There's more evidence as Hines takes us to the last, and most spectacular, area in the demo - the National Mall in Washington, D.C. It's here, among the crumbling remains of America's most famous buildings and museums, that we get a glimpse of the sheer scale of the project. Hines starts near the Lincoln Memorial, pointing out the battered Washington Monument on the side and the Capitol building in the distance. Covering the ground in between are trenches that snake between buildings, infested with two factions of enemies that are fighting each other. Many of the bigger buildings will be explorable, adding to the already impressive size of the game world.
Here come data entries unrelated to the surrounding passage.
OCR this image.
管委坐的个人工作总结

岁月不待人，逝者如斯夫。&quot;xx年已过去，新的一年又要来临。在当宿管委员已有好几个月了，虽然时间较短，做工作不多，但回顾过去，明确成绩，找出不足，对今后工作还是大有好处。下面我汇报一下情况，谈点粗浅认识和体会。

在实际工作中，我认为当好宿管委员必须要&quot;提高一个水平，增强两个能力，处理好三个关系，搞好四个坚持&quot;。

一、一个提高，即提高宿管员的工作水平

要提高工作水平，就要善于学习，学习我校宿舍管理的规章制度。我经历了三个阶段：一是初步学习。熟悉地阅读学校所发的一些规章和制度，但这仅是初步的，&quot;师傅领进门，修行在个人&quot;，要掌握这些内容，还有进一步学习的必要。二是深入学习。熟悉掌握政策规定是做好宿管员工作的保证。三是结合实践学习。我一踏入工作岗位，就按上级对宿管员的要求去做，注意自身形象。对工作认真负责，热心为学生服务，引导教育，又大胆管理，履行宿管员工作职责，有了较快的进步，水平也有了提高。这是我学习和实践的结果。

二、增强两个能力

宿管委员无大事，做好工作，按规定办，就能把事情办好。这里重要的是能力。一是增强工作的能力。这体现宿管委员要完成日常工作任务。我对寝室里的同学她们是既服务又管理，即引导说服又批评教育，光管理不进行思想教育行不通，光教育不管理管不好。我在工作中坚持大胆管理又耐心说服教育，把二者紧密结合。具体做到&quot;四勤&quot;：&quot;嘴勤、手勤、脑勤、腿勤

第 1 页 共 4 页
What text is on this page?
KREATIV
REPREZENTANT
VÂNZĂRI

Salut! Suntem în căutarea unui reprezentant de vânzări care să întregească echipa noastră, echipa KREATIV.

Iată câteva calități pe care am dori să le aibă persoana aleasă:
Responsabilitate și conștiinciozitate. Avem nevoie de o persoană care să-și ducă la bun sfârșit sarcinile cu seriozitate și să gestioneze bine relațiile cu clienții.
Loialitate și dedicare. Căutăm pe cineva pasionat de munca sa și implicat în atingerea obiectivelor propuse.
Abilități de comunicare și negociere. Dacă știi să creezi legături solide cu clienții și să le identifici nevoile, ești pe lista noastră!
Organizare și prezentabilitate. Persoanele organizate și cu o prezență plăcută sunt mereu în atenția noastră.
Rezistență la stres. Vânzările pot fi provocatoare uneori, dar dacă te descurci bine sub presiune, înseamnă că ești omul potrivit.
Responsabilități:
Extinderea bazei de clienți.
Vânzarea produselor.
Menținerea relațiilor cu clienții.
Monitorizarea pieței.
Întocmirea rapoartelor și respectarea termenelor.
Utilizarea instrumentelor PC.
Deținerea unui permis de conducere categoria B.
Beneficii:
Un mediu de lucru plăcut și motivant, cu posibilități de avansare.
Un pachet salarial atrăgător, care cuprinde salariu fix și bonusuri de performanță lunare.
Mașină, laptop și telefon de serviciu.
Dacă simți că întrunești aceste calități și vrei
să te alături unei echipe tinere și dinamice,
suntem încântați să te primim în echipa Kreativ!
Hines explains that while judged by a simple overhead map the world may look smaller than that of Oblivion, the reality is much different. For one, because there are no vehicles or horses, every area has to be explored on foot.
"You emerge from the vault and you don't know shit," he says with a smile. "We compress the scale size-wise, so it's not quite as big a landmass, but it feels just as big because you're not getting anywhere in a hurry. You can jump back and forth once you discover places, but getting out to where you don't know definitely takes you a while."
This scene demonstrates two other features of Fallout 3. First, is the enemy AI, which allows enemies to respond intelligently to changes in their immediate vicinity. Kill an enemy who was carrying a powerful weapon and another will run in, throw his down and pick up the überweapon. Enemies in rival factions will also carry on fighting each other if you sneak around them. And you can play them against each other. If there's, say, an object that the factions are fighting over and you destroy the object, they'll respond differently than if you played favourites and handed it over to one of the bands.
That's because, and this is a point that Hines comes back to again and again, Fallout 3 is about choice. It's about creating a real world for RPG and shooter fans alike to have fun in. Sure, it doesn't look anything like the world outside, but it's been designed to react realistically to your presence in it - no matter what you're doing.
"The idea is that we create a big sandbox game where you can create whatever kind of character you want and spend all your time doing whatever it is you want to do," he says. "We're not going to tell you what you have to do. We don't put time limits on it. We don't say you have to do this quest next. Just go have fun doing whatever it is you want to do."
"It's not like we're asking to see your RPG genre card at the door or you can't buy a copy. We're making the best game that we can, that we think is a lot of fun, that is true to what we think a Fallout game should be and should include and is true to the type of games we make."
Fallout 3 is on track for release on PC and Xbox 360 this autumn.